Fair enough. The president is scarcely to everyone’s taste, and Sullenberger’s bill of particulars—“Many [people in power] do not respect the offices they hold; they lack . . . a basic knowledge of history, science and leadership; and they act impulsively, worsening a toxic political environment”—was carefully worded in ways that could be applied to innumerable “people in power” but was obviously directed at Trump.
What intrigued me about the exercise, however, was the lone paragraph where the author got specific, more or less.
Sullenberger may have genuinely believed that his account of awakening, conversion, and repentance was a novelty—that is certainly the way it was reported in the press and disseminated on social media—but in the pages of the Post, especially, this is one of the oldest and most shopworn reflections on Republicans and their party: namely, the wise, widely respected, and faithful old GOP voter who, more in sorrow than anger, has concluded that the Republican party of 2018—or 2008, or 1992, or 1980, or 1964, or 1952—is no longer the party of his earlier life or of innumerable ancestors.
Indeed, if you live long enough, you begin to notice certain trends in such stories and their evolving succession of names.

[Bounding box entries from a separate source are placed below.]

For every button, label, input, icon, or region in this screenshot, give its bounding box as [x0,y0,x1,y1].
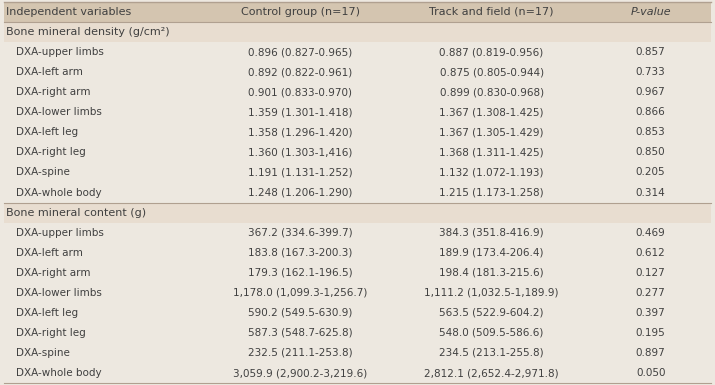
Text: 0.277: 0.277 [636,288,666,298]
Text: 0.195: 0.195 [636,328,666,338]
Text: 587.3 (548.7-625.8): 587.3 (548.7-625.8) [248,328,352,338]
Text: 1.367 (1.305-1.429): 1.367 (1.305-1.429) [439,127,544,137]
Text: 198.4 (181.3-215.6): 198.4 (181.3-215.6) [439,268,544,278]
Text: 0.875 (0.805-0.944): 0.875 (0.805-0.944) [440,67,543,77]
Text: 0.866: 0.866 [636,107,666,117]
Bar [4,303,711,323]
Text: DXA-spine: DXA-spine [16,167,70,177]
Bar [4,343,711,363]
Text: DXA-right arm: DXA-right arm [16,268,91,278]
Text: 0.887 (0.819-0.956): 0.887 (0.819-0.956) [440,47,543,57]
Text: 0.897: 0.897 [636,348,666,358]
Text: 2,812.1 (2,652.4-2,971.8): 2,812.1 (2,652.4-2,971.8) [424,368,559,378]
Text: DXA-left arm: DXA-left arm [16,248,84,258]
Text: 0.314: 0.314 [636,187,666,198]
Text: Independent variables: Independent variables [6,7,132,17]
Text: 232.5 (211.1-253.8): 232.5 (211.1-253.8) [248,348,352,358]
Text: 0.205: 0.205 [636,167,666,177]
Bar [4,102,711,122]
Text: Track and field (n=17): Track and field (n=17) [429,7,554,17]
Text: DXA-spine: DXA-spine [16,348,70,358]
Text: 0.733: 0.733 [636,67,666,77]
Bar [4,223,711,243]
Text: DXA-right leg: DXA-right leg [16,328,87,338]
Text: Bone mineral content (g): Bone mineral content (g) [6,208,147,218]
Text: 1.367 (1.308-1.425): 1.367 (1.308-1.425) [439,107,544,117]
Text: 1,178.0 (1,099.3-1,256.7): 1,178.0 (1,099.3-1,256.7) [233,288,368,298]
Text: 3,059.9 (2,900.2-3,219.6): 3,059.9 (2,900.2-3,219.6) [233,368,368,378]
Text: 0.612: 0.612 [636,248,666,258]
Text: 0.857: 0.857 [636,47,666,57]
Bar [4,62,711,82]
Text: 0.127: 0.127 [636,268,666,278]
Text: DXA-left leg: DXA-left leg [16,127,79,137]
Text: P-value: P-value [631,7,671,17]
Text: 1.358 (1.296-1.420): 1.358 (1.296-1.420) [248,127,352,137]
Text: 0.892 (0.822-0.961): 0.892 (0.822-0.961) [248,67,352,77]
Text: 189.9 (173.4-206.4): 189.9 (173.4-206.4) [439,248,544,258]
Text: Bone mineral density (g/cm²): Bone mineral density (g/cm²) [6,27,170,37]
Text: 234.5 (213.1-255.8): 234.5 (213.1-255.8) [439,348,544,358]
Bar [4,203,711,223]
Text: DXA-lower limbs: DXA-lower limbs [16,107,102,117]
Text: 1.360 (1.303-1,416): 1.360 (1.303-1,416) [248,147,352,157]
Text: DXA-whole body: DXA-whole body [16,187,102,198]
Text: DXA-upper limbs: DXA-upper limbs [16,228,104,238]
Bar [4,142,711,162]
Text: DXA-right leg: DXA-right leg [16,147,87,157]
Bar [4,283,711,303]
Text: 563.5 (522.9-604.2): 563.5 (522.9-604.2) [439,308,544,318]
Text: 0.469: 0.469 [636,228,666,238]
Text: DXA-lower limbs: DXA-lower limbs [16,288,102,298]
Text: 183.8 (167.3-200.3): 183.8 (167.3-200.3) [248,248,352,258]
Text: 0.050: 0.050 [636,368,666,378]
Text: 0.850: 0.850 [636,147,666,157]
Text: 0.967: 0.967 [636,87,666,97]
Text: DXA-right arm: DXA-right arm [16,87,91,97]
Text: 0.896 (0.827-0.965): 0.896 (0.827-0.965) [248,47,352,57]
Text: 590.2 (549.5-630.9): 590.2 (549.5-630.9) [248,308,352,318]
Bar [4,22,711,42]
Bar [4,243,711,263]
Text: 1.215 (1.173-1.258): 1.215 (1.173-1.258) [439,187,544,198]
Text: 0.397: 0.397 [636,308,666,318]
Text: 1.368 (1.311-1.425): 1.368 (1.311-1.425) [439,147,544,157]
Bar [4,42,711,62]
Bar [4,82,711,102]
Text: 548.0 (509.5-586.6): 548.0 (509.5-586.6) [440,328,543,338]
Text: 1.132 (1.072-1.193): 1.132 (1.072-1.193) [439,167,544,177]
Text: 384.3 (351.8-416.9): 384.3 (351.8-416.9) [439,228,544,238]
Text: 1,111.2 (1,032.5-1,189.9): 1,111.2 (1,032.5-1,189.9) [424,288,559,298]
Text: 179.3 (162.1-196.5): 179.3 (162.1-196.5) [248,268,352,278]
Text: DXA-upper limbs: DXA-upper limbs [16,47,104,57]
Text: DXA-left leg: DXA-left leg [16,308,79,318]
Bar [4,182,711,203]
Text: DXA-left arm: DXA-left arm [16,67,84,77]
Text: DXA-whole body: DXA-whole body [16,368,102,378]
Text: 1.191 (1.131-1.252): 1.191 (1.131-1.252) [248,167,352,177]
Text: 1.248 (1.206-1.290): 1.248 (1.206-1.290) [248,187,352,198]
Bar [4,162,711,182]
Bar [4,263,711,283]
Bar [4,122,711,142]
Text: 1.359 (1.301-1.418): 1.359 (1.301-1.418) [248,107,352,117]
Text: 0.899 (0.830-0.968): 0.899 (0.830-0.968) [440,87,543,97]
Bar [4,2,711,22]
Text: Control group (n=17): Control group (n=17) [241,7,360,17]
Text: 0.901 (0.833-0.970): 0.901 (0.833-0.970) [248,87,352,97]
Bar [4,323,711,343]
Bar [4,363,711,383]
Text: 0.853: 0.853 [636,127,666,137]
Text: 367.2 (334.6-399.7): 367.2 (334.6-399.7) [248,228,352,238]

In the early 1980s, for example, political correspondents were especially adept at finding New England farmers or Midwest businessmen whose first presidential ballots were cast for Calvin Coolidge, say, or Wendell Willkie. But those overbearing ideologues in Ronald Reagan’s White House, running up the national debt and pushing the world toward the brink of nuclear war, had persuaded them—sadly, reluctantly—to vote Democratic for the first time in their lives!

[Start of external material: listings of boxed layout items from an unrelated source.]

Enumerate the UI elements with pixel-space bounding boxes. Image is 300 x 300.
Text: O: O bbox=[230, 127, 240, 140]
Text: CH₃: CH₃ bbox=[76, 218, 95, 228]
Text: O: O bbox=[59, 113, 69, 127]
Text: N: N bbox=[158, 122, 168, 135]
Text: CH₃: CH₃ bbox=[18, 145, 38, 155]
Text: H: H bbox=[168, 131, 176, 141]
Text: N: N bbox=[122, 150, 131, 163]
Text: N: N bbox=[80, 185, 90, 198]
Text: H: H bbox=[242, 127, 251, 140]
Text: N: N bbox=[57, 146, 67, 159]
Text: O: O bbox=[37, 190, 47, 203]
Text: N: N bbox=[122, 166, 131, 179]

By the turn of the 21st century, lifelong Republicans in these perennial tales were more likely to have cast their first votes for Dwight D. Eisenhower or Barry Goldwater—both of whom seem to have retrospectively lost any partisan identity and were, in any case, described in respectful, even nostalgic, terms that would scarcely apply to those divisive, bigoted figures (Bob Dole, George W. Bush, Mitt Romney, John McCain) currently calling themselves “Republican.”

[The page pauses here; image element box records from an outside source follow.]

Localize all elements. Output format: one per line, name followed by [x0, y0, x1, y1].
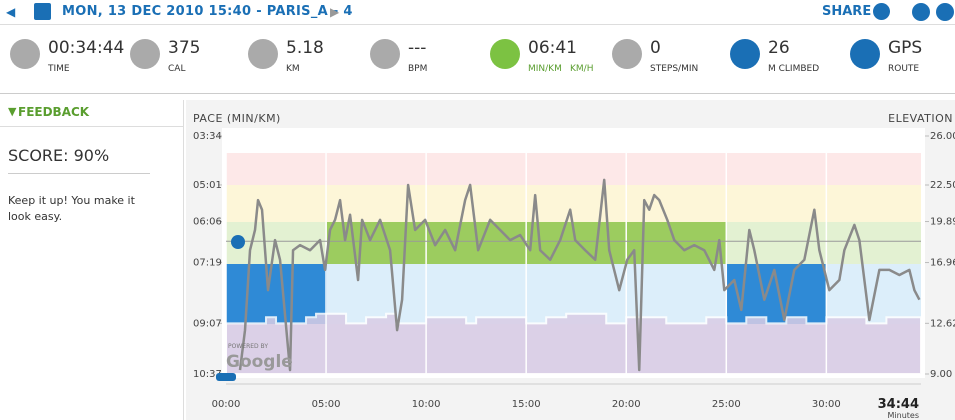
stat-value: 0	[650, 38, 661, 58]
stat-value: ---	[408, 38, 427, 58]
y2-tick-label: 19.89	[930, 217, 955, 228]
x-end-label: 34:44	[878, 397, 919, 412]
share-icon[interactable]	[873, 3, 890, 20]
y2-axis-title: ELEVATION	[888, 112, 953, 125]
y-axis-title: PACE (MIN/KM)	[193, 112, 281, 125]
elevation-area	[225, 312, 922, 375]
stat-value: 26	[768, 38, 790, 58]
zone	[727, 264, 827, 324]
plot-area	[222, 128, 925, 378]
y-tick-label: 10:37	[193, 369, 222, 380]
stat-icon	[10, 39, 40, 69]
pace-line	[238, 178, 921, 372]
y-tick-label: 03:34	[193, 131, 222, 142]
x-tick-label: 10:00	[412, 399, 441, 410]
stat-value: 5.18	[286, 38, 324, 58]
stat-icon	[130, 39, 160, 69]
x-tick-label: 25:00	[712, 399, 741, 410]
stat-unit: ROUTE	[888, 64, 920, 74]
stat-unit: BPM	[408, 64, 428, 74]
y2-tick-label: 9.00	[930, 369, 952, 380]
stats-bar: 00:34:44 TIME 375 CAL 5.18 KM --- BPM 06:41 MIN/K…	[0, 25, 955, 94]
y-tick-label: 05:01	[193, 180, 222, 191]
y-tick-label: 09:07	[193, 318, 222, 329]
stat-value: 375	[168, 38, 201, 58]
zone	[226, 185, 921, 222]
credit-small: POWERED BY	[228, 343, 268, 350]
stat-icon	[850, 39, 880, 69]
next[interactable]: ▶	[330, 5, 340, 19]
stat-unit: M CLIMBED	[768, 64, 820, 74]
y2-tick-label: 26.00	[930, 131, 955, 142]
session-title: MON, 13 DEC 2010 15:40 - PARIS_A - 4	[62, 4, 353, 19]
x-tick-label: 15:00	[512, 399, 541, 410]
y2-tick-label: 12.62	[930, 318, 955, 329]
stat-unit: MIN/KM	[528, 64, 562, 74]
y-tick-label: 06:06	[193, 217, 222, 228]
stat-icon	[730, 39, 760, 69]
stat-unit: CAL	[168, 64, 186, 74]
message: Keep it up! You make it look easy.	[8, 194, 135, 223]
zone	[226, 264, 327, 324]
stat-value: 06:41	[528, 38, 577, 58]
chevron: ▼	[8, 105, 17, 118]
x-tick-label: 00:00	[212, 399, 241, 410]
slider-knob	[216, 373, 236, 381]
stat-unit: TIME	[48, 64, 70, 74]
x-axis-title: Minutes	[888, 411, 920, 420]
stat-icon	[490, 39, 520, 69]
stat-value: GPS	[888, 38, 923, 58]
stat-unit: STEPS/MIN	[650, 64, 699, 74]
y2-tick-label: 22.50	[930, 180, 955, 191]
start-marker	[231, 235, 245, 249]
mail-icon[interactable]	[912, 3, 930, 21]
header: ◀ MON, 13 DEC 2010 15:40 - PARIS_A - 4 ▶…	[0, 0, 955, 25]
feedback-bar	[0, 100, 183, 127]
stat-unit: KM	[286, 64, 300, 74]
share[interactable]: SHARE	[822, 4, 872, 19]
zone	[226, 153, 921, 185]
stat-icon	[612, 39, 642, 69]
zone	[226, 264, 921, 324]
feedback-panel: ▼ FEEDBACK SCORE: 90% Keep it up! You ma…	[0, 100, 184, 420]
y-tick-label: 07:19	[193, 258, 222, 269]
zone	[327, 222, 727, 264]
zone	[226, 222, 921, 264]
chart-panel	[186, 100, 955, 420]
stat-icon	[370, 39, 400, 69]
x-tick-label: 30:00	[812, 399, 841, 410]
credit: Google	[226, 352, 293, 372]
prev[interactable]: ◀	[6, 5, 16, 19]
stat-value: 00:34:44	[48, 38, 125, 58]
score: SCORE: 90%	[8, 146, 150, 174]
x-tick-label: 20:00	[612, 399, 641, 410]
y2-tick-label: 16.96	[930, 258, 955, 269]
zone	[226, 324, 921, 374]
stat-icon	[248, 39, 278, 69]
x-tick-label: 05:00	[312, 399, 341, 410]
print-icon[interactable]	[936, 3, 954, 21]
feedback-title[interactable]: FEEDBACK	[18, 105, 90, 119]
dropdown[interactable]	[34, 3, 51, 20]
stat-unit: KM/H	[570, 64, 594, 74]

The obvious problem with such selective accounts as these is that in a body politic with a large and malleable “independent” constituency, strict party-line voters tend to be less common than is widely believed. Moreover, since Republicans have persisted in winning elections on the local, state, and national levels, it’s reasonable to guess that for every laconic Vermonter or son of the prairie who used to vote Republican but has now switched sides there is a Georgia shopkeeper or daughter of the Plains who descends from New Deal Democrats but now wants to Make America Great Again.
There have been enormous demographic, geographical, and ideological shifts in American politics—always have been and always will be—but you wouldn’t necessarily know it from the press coverage. The suburban Northeast and the Solid South have switched political loyalties; but the youth vote is always on the verge of transforming America, the NRA is no longer omnipotent, and Hispanic voters—or global-warming activists, soccer moms, #BlackLivesMatter—are sleeping giants keeping the GOP awake at night.
Decorated veterans running for office as Republicans are a statistic; decorated veterans running as Democrats are a feature story. You can read about the disappearance of liberal Republicans on a regular basis but the absence of conservative Democrats escapes notice. Which, after all, is scarcely a surprise when the principal historic reflection in the press on Republican values is its status as “the party of Lincoln.”
To be sure, the fact that Abraham Lincoln was born during the reign of King George III, and that his views on gay marriage, the League of Nations, net neutrality, women’s suffrage, Medicaid expansion, and affirmative action are impossible to know, seems no bar to expectations about the party of Lincoln. Yet there is no corresponding media standard by which today’s Democrats are judged as the party of Thomas Jefferson or Andrew Jackson.
Perhaps that’s what Captain Sullenberger meant when he wrote that “the fabric of our nation is under attack, while shame—a timeless beacon of right and wrong—seems dead.”